Maar de parasja gaat gelukkig verder met andere interessante onderwerpen, zoals de ontdekking door de mensheid na de zondvloed van alcohol (en misschien wel andere roes opwekkende en 'geestverruimende' middelen) en de gevolgen hiervan op het menselijke lichaam (9:20-21 e.v.). Ook in onze moderne tijd vinden we het moeilijk om hiermee om te gaan – verbieden, gedogen, belasten, of vrijgeven et cetera.
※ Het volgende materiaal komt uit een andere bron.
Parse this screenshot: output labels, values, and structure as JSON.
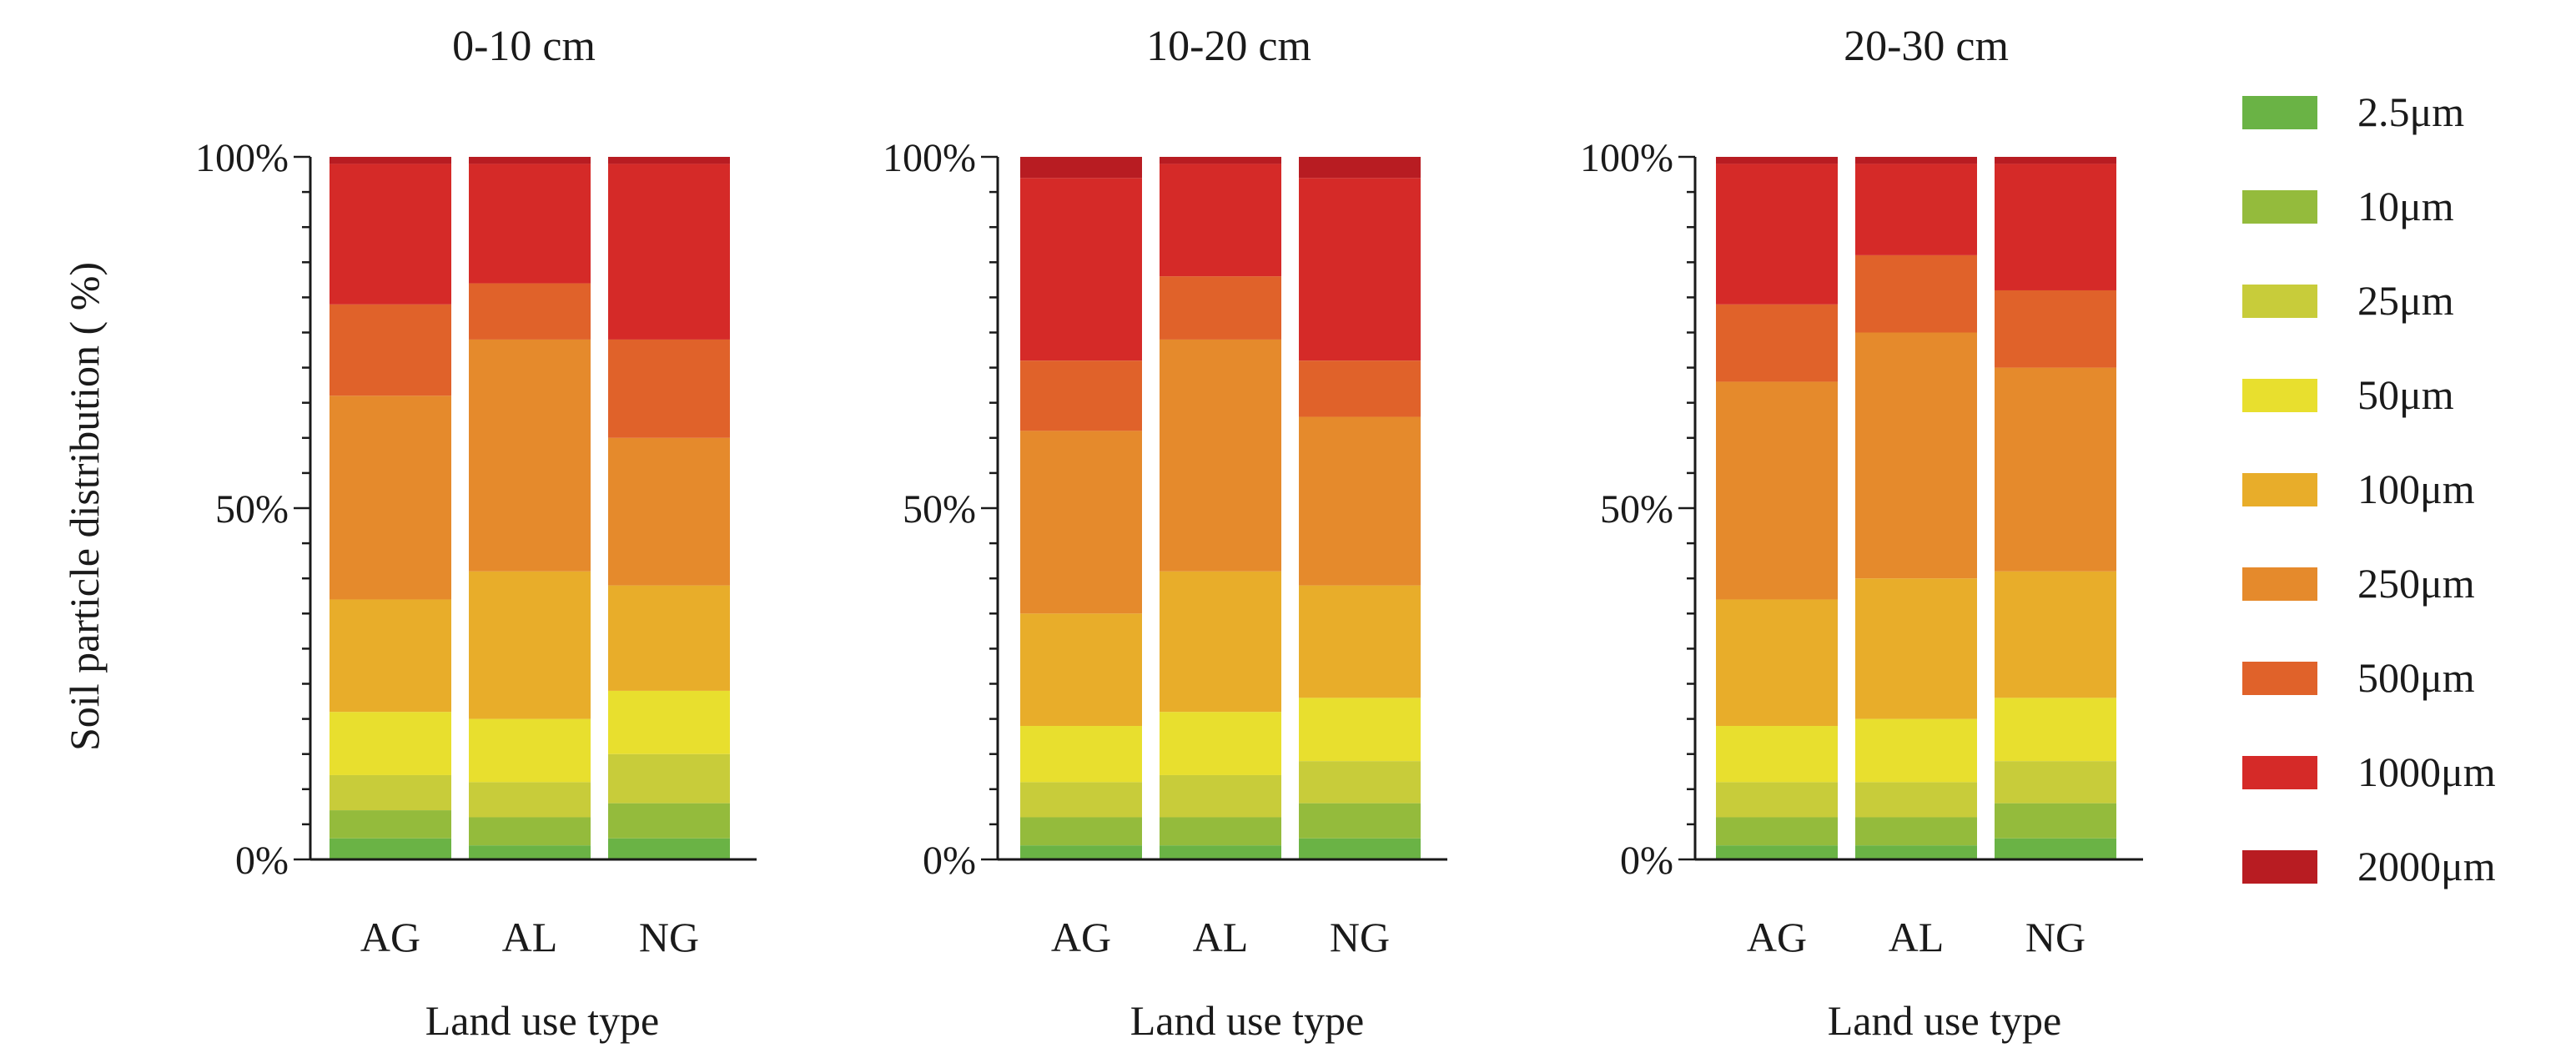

De volgende stap in het menselijke verhaal draait om de spanning tussen eenheid en verscheidenheid, tussen universaliteit en particularisme en de rol die taal en cultuur daarin spelen. De Torenbouwers is daar een mooi verhaal over, hoe vanuit één taal en eenduidige woorden een pluraliteit en meervoudigheid ontstaat. Deze komt tot uitdrukking in de vele talen en culturen op aarde – in Noachs tijd al zeventig (7 x 10). Opmerkelijk genoeg wordt die pluralistische mensheid niet als een probleem of direct negatief gezien. Het wordt vrij uitgebreid beschreven in hoofdstuk 10 van Berésjiet. Opnieuw een erfenis uit het verleden waarmee we ook tegenwoordig nog mee worstelen. Gelijkheid qua rechten, uniformiteit, pluralisme, tribalisme of een afgedwongen eenheid? Stof tot nadenken. Vanuit die pluriformiteit – die nogmaals niet als negatief wordt gezien tegenover de (valse?) eenheid van de Torenbouwers – zoomt de Tora echter weer in op het verhaal van individuen die een verbond met God aangaan, zonder dat de pluriforme buitenwereld echter uit het zicht verdwijnt (12:3)!
Sjabbat sjalom!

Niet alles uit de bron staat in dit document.